THE PATH TOWARD GENUINE DIVERSIFICATION
Industry bodies and policymakers examining this trend have increasingly converged on a similar prescription: closing India's China trade gap in any meaningful way will require sustained, patient investment in upstream manufacturing capability — semiconductor fabrication, advanced electronics component manufacturing, specialised industrial machinery production — rather than incremental policy tweaks at the margins. India's semiconductor mission, which has attracted several major fabrication and assembly investment commitments over the past two years, represents precisely this kind of long-cycle bet, but industry executives caution that meaningful import substitution in categories like semiconductors and precision electronics components typically takes the better part of a decade to materialise at scale, given the capital intensity and technical complexity involved. Until that capacity comes fully online, India's expanding manufacturing and export base is likely to continue pulling in Chinese-sourced inputs at a pace that keeps the bilateral trade deficit on its current upward trajectory, making this week's record H1 2026 figures more a milestone along an ongoing trend than an aberration likely to reverse quickly.
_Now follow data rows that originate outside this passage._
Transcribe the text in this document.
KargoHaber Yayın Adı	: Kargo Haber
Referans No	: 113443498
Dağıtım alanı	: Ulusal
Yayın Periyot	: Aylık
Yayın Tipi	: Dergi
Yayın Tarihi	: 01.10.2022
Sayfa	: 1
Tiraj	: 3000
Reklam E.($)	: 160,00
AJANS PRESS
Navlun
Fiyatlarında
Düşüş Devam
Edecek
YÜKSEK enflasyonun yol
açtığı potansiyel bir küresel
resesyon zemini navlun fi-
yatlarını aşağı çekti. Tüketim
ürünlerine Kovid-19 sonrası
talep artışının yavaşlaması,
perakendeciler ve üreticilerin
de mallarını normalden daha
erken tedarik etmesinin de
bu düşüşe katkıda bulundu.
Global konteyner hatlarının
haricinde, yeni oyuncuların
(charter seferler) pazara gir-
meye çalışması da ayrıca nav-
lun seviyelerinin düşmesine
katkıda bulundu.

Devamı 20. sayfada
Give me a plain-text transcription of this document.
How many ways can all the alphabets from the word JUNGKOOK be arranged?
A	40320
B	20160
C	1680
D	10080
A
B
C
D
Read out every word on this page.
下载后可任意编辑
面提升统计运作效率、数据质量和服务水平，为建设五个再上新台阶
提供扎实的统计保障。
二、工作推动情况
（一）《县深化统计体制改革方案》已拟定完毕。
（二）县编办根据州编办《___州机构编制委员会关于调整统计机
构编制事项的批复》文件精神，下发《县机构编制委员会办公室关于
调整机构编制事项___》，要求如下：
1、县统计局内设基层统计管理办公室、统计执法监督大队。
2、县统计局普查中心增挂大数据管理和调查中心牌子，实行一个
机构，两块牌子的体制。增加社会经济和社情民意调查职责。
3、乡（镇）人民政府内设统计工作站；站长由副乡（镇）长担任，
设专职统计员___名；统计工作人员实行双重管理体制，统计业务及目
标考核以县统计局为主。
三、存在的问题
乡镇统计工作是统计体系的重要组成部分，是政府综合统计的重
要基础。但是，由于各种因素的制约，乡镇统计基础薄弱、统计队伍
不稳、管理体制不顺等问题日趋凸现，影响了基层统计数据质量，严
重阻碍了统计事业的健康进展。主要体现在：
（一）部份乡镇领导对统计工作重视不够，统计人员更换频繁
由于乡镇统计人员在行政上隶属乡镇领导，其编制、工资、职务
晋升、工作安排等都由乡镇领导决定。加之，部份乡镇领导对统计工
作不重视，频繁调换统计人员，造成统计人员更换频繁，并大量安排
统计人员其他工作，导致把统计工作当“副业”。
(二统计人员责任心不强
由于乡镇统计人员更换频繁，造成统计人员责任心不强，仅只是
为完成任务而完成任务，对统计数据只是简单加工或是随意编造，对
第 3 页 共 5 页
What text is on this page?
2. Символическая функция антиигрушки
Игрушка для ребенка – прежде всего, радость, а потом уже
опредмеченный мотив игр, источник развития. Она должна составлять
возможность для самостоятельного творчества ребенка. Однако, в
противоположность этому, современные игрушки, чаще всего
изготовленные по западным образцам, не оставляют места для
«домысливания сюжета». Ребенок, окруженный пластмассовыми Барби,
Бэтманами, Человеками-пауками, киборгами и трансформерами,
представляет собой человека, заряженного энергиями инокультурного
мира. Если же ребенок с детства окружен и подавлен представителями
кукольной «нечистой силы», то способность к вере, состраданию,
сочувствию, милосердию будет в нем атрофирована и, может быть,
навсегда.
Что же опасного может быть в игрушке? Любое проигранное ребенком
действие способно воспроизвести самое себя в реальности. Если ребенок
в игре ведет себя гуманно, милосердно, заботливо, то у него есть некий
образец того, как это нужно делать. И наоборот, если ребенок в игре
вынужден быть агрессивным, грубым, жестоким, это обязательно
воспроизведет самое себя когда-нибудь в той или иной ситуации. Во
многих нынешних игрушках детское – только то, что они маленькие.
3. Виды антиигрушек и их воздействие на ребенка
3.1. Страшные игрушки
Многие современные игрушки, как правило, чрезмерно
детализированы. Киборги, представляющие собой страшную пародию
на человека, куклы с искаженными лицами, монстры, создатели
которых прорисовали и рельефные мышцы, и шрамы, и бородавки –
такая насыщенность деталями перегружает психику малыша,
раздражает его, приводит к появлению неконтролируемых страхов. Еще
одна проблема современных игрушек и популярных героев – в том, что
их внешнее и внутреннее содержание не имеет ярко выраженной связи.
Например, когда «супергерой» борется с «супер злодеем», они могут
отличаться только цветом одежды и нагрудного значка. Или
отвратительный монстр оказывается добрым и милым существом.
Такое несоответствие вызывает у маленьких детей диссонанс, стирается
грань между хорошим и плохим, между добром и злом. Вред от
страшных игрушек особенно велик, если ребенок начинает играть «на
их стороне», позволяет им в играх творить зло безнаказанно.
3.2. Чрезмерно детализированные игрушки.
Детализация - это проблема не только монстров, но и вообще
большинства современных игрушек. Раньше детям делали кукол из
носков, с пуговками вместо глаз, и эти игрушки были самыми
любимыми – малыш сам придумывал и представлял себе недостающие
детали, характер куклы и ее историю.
WHAT INDIAN INDUSTRY BODIES ARE SAYING
Domestic industry associations representing sectors most exposed to Chinese import competition have grown increasingly vocal about the widening trade gap, with several manufacturers' groups calling in recent months for a more assertive trade policy stance, including calls for additional anti-dumping measures on specific categories where Chinese pricing is seen as undercutting domestic producers unfairly, and for accelerated approval timelines for domestic manufacturing investment proposals in strategic sectors like electronics components and specialty chemicals. The government, for its part, has continued to defend its broader trade and industrial policy approach, pointing to record overall export growth and a steadily expanding domestic manufacturing base as evidence that its strategy is working, even as it acknowledges the China-specific imbalance as an area requiring continued policy attention. This tension between celebrating aggregate export success and confronting a specific, deepening bilateral imbalance is likely to remain a recurring feature of India's trade policy discourse through the remainder of the fiscal year, particularly as more granular trade data from India's own Commerce Ministry continues to be released on a rolling basis alongside the periodic bilateral figures published by Chinese customs authorities.